Life Lately

For the first time in forever, both boys are napping. AT THE SAME TIME. (Or so it appeared - in reality, Grayson did not nap at all but threw everything out of his crib for the fun of it. I think an early bed time is in order.) While my house needs cleaned and the laundry needs folded, I thought I would take a little bit and put together a blog post about what's been going on in these parts.

Because a lots been going on.

I will just come out and say it. Grayson is in the process of being screened for some developmental delays. I don't really want to add to that specifically because that is his story, and not mine. And I don't want something his mom wrote online to negatively affect him the future. So I will just leave it at that.

Yes, he is a two year old. In many ways he acts like a two year old. But there are still some things that have concerned Mike and me, as well as the specialists we have been working with since he was 18 months old. We know him best as we are his parents.

We have had a lot of doctors appointments and home visits with our local Help Me Grow and Grayson's play group teacher. We have decided to enroll him in a special play therapy program and meet with a speech therapist to further develop his speech. This is all on top of the play group that he attends twice a week

We are doing everything we can possibly do for our son.
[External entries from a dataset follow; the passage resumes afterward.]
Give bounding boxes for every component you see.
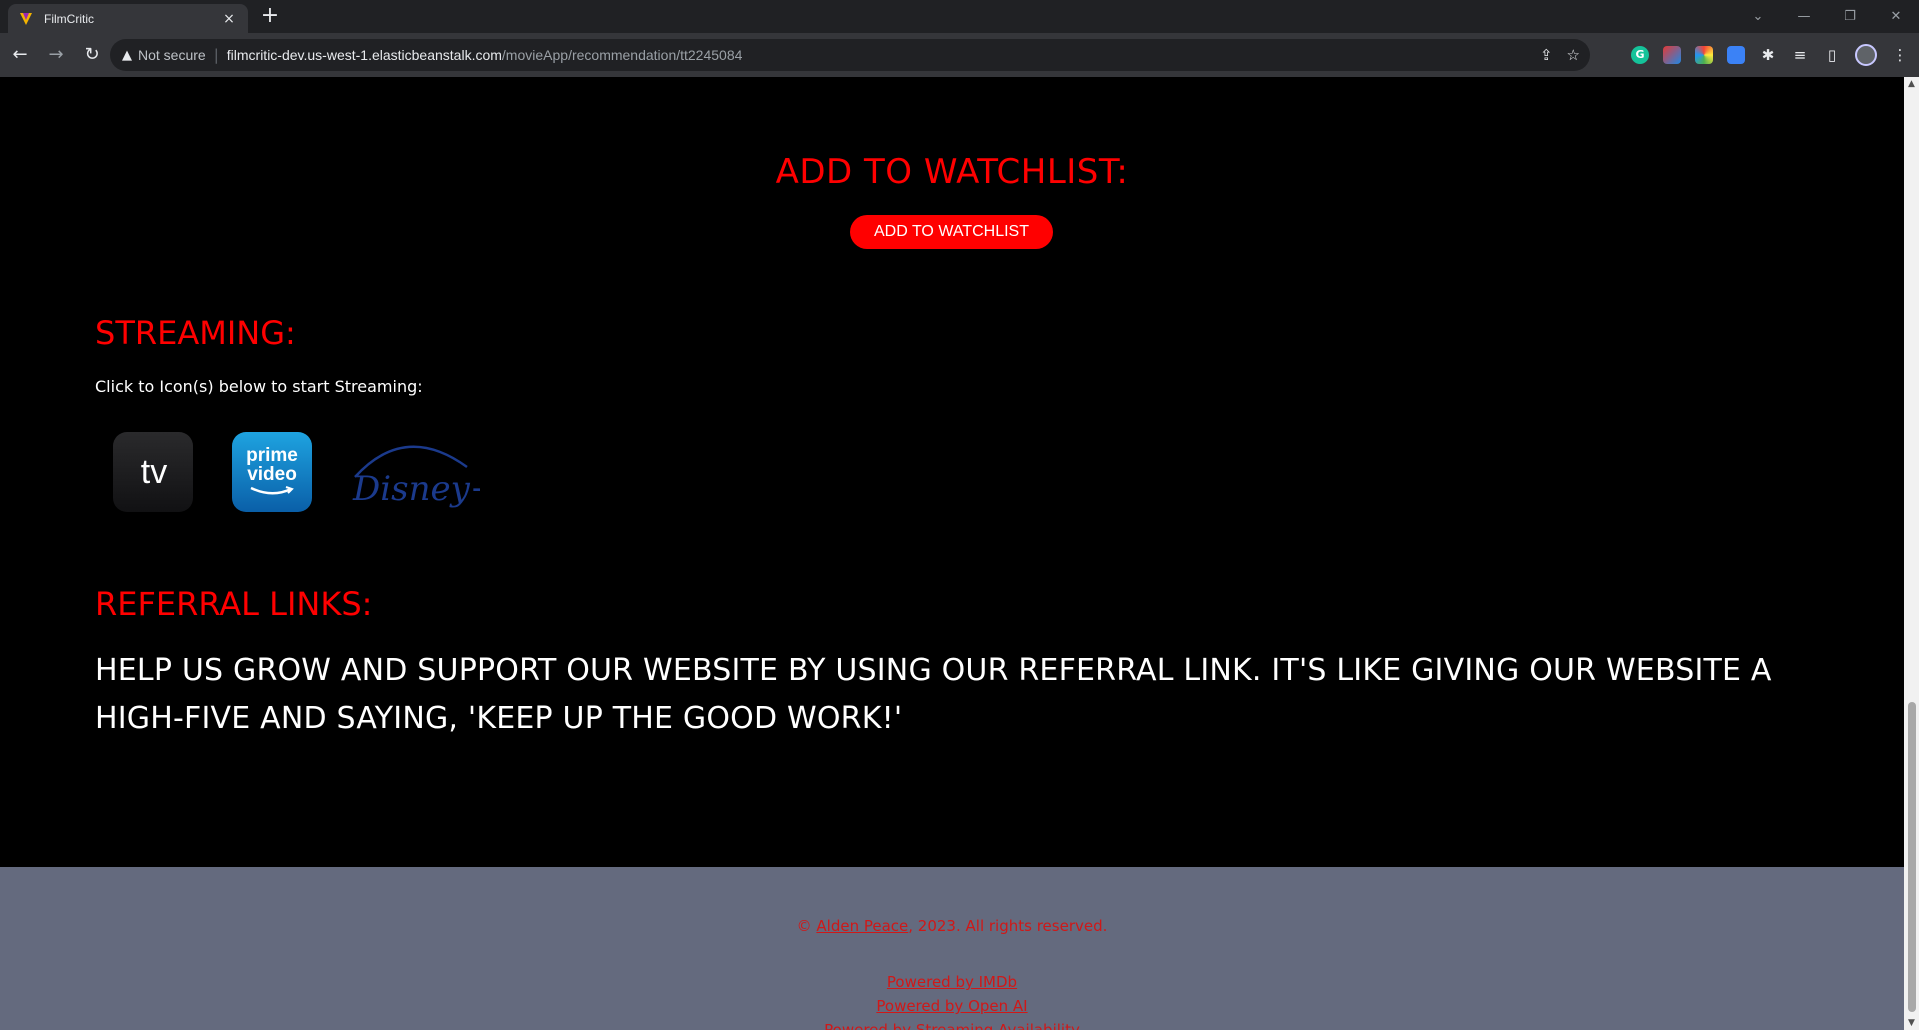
minimize-icon[interactable]: — [1781, 9, 1827, 24]
disney-plus-icon[interactable]: Disney+ [345, 432, 480, 512]
copyright-line: © Alden Peace, 2023. All rights reserved… [0, 917, 1904, 935]
powered-by-openai-link[interactable]: Powered by Open AI [876, 997, 1027, 1015]
scroll-down-icon[interactable]: ▼ [1904, 1016, 1919, 1030]
streaming-subtitle: Click to Icon(s) below to start Streamin… [95, 377, 423, 396]
warning-icon[interactable]: ▲ [122, 48, 132, 63]
browser-toolbar: ← → ↻ ▲ Not secure | filmcritic-dev.us-w… [0, 33, 1919, 77]
footer: © Alden Peace, 2023. All rights reserved… [0, 867, 1904, 1030]
powered-by-streaming-link[interactable]: Powered by Streaming Availability [824, 1021, 1080, 1030]
bookmark-star-icon[interactable]: ☆ [1567, 46, 1580, 64]
url-host[interactable]: filmcritic-dev.us-west-1.elasticbeanstal… [227, 47, 502, 63]
referral-heading: REFERRAL LINKS: [95, 585, 373, 623]
apple-tv-label: tv [140, 452, 168, 491]
omnibox-actions: ⇪ ☆ [1540, 39, 1580, 71]
browser-tab[interactable]: FilmCritic × [8, 4, 248, 33]
media-queue-icon[interactable]: ≡ [1791, 46, 1809, 64]
forward-icon[interactable]: → [40, 39, 72, 71]
window-controls: ⌄ — ❐ ✕ [1735, 0, 1919, 33]
prime-label: prime [246, 445, 298, 466]
grammarly-icon[interactable]: G [1631, 46, 1649, 64]
address-bar[interactable]: ▲ Not secure | filmcritic-dev.us-west-1.… [110, 39, 1590, 71]
reload-icon[interactable]: ↻ [76, 39, 108, 71]
side-panel-icon[interactable]: ▯ [1823, 46, 1841, 64]
omnibox-divider: | [213, 46, 219, 64]
browser-menu-icon[interactable]: ⋮ [1891, 46, 1909, 64]
extensions-area: G ✱ ≡ ▯ ⋮ [1631, 39, 1909, 71]
scrollbar-thumb[interactable] [1908, 702, 1916, 1012]
back-icon[interactable]: ← [4, 39, 36, 71]
url-path[interactable]: /movieApp/recommendation/tt2245084 [502, 47, 742, 63]
tab-close-icon[interactable]: × [220, 11, 238, 27]
watchlist-heading: ADD TO WATCHLIST: [775, 152, 1129, 192]
not-secure-label[interactable]: Not secure [138, 47, 206, 63]
new-tab-button[interactable]: + [258, 5, 282, 29]
prime-video-icon[interactable]: prime video [232, 432, 312, 512]
video-label: video [247, 464, 297, 485]
page-viewport: ADD TO WATCHLIST: ADD TO WATCHLIST STREA… [0, 77, 1904, 1030]
add-to-watchlist-button[interactable]: ADD TO WATCHLIST [850, 215, 1053, 249]
apple-tv-icon[interactable]: tv [113, 432, 193, 512]
streaming-heading: STREAMING: [95, 314, 296, 352]
page-scrollbar[interactable]: ▲ ▼ [1904, 77, 1919, 1030]
profile-avatar[interactable] [1855, 44, 1877, 66]
amazon-smile-icon [250, 486, 294, 495]
color-picker-icon[interactable] [1695, 46, 1713, 64]
tab-title: FilmCritic [44, 11, 94, 26]
extension-blue-icon[interactable] [1727, 46, 1745, 64]
extensions-puzzle-icon[interactable]: ✱ [1759, 46, 1777, 64]
copyright-prefix: © [796, 917, 817, 935]
author-link[interactable]: Alden Peace [816, 917, 908, 935]
share-icon[interactable]: ⇪ [1540, 46, 1553, 64]
referral-text: HELP US GROW AND SUPPORT OUR WEBSITE BY … [95, 653, 1772, 736]
scroll-up-icon[interactable]: ▲ [1904, 77, 1919, 91]
browser-tabstrip: FilmCritic × + ⌄ — ❐ ✕ [0, 0, 1919, 33]
copyright-suffix: , 2023. All rights reserved. [908, 917, 1108, 935]
disney-plus-label: Disney+ [352, 469, 480, 509]
restore-icon[interactable]: ❐ [1827, 9, 1873, 24]
tab-search-icon[interactable]: ⌄ [1735, 9, 1781, 24]
close-window-icon[interactable]: ✕ [1873, 9, 1919, 24]
powered-by-imdb-link[interactable]: Powered by IMDb [887, 973, 1017, 991]
filmcritic-favicon-icon [20, 12, 32, 25]
extension-red-icon[interactable] [1663, 46, 1681, 64]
But there are days when I just ache because I feel like his amazing qualities are being eclipsed by what he struggles with. I think that is probably something all mothers feel about their kids. This is something I have been battling for some time. It breaks my heart. I want people to truly see what Mike and I see in our son - he is an incredible, loving, active, healthy, happy and beautiful kid.

I have been so upset this week because of the stress of what we are facing that my body responded with a fibro flare - something I haven't had in almost two years! I used to get them all the time when I was working before I had kids, because my job was very stressful. But this is a different type of stress - not stress about getting a project done in a certain timeline - but a stress that is deep-seated and tied into the heart of being a mom. I crashed for three days, and today I am just starting to feel better and my muscles and skin are not aching and burning as much.

Like I said, I am not going to be sharing much about this process because things are hard as it is. Writing this post was somewhat painful. I don't want to re-hash every single detail. I will still continue to post about my Gray on a regular basis because he gives me a lot of material with his silly antics.

Could you please keep us in your prayers? Thanks.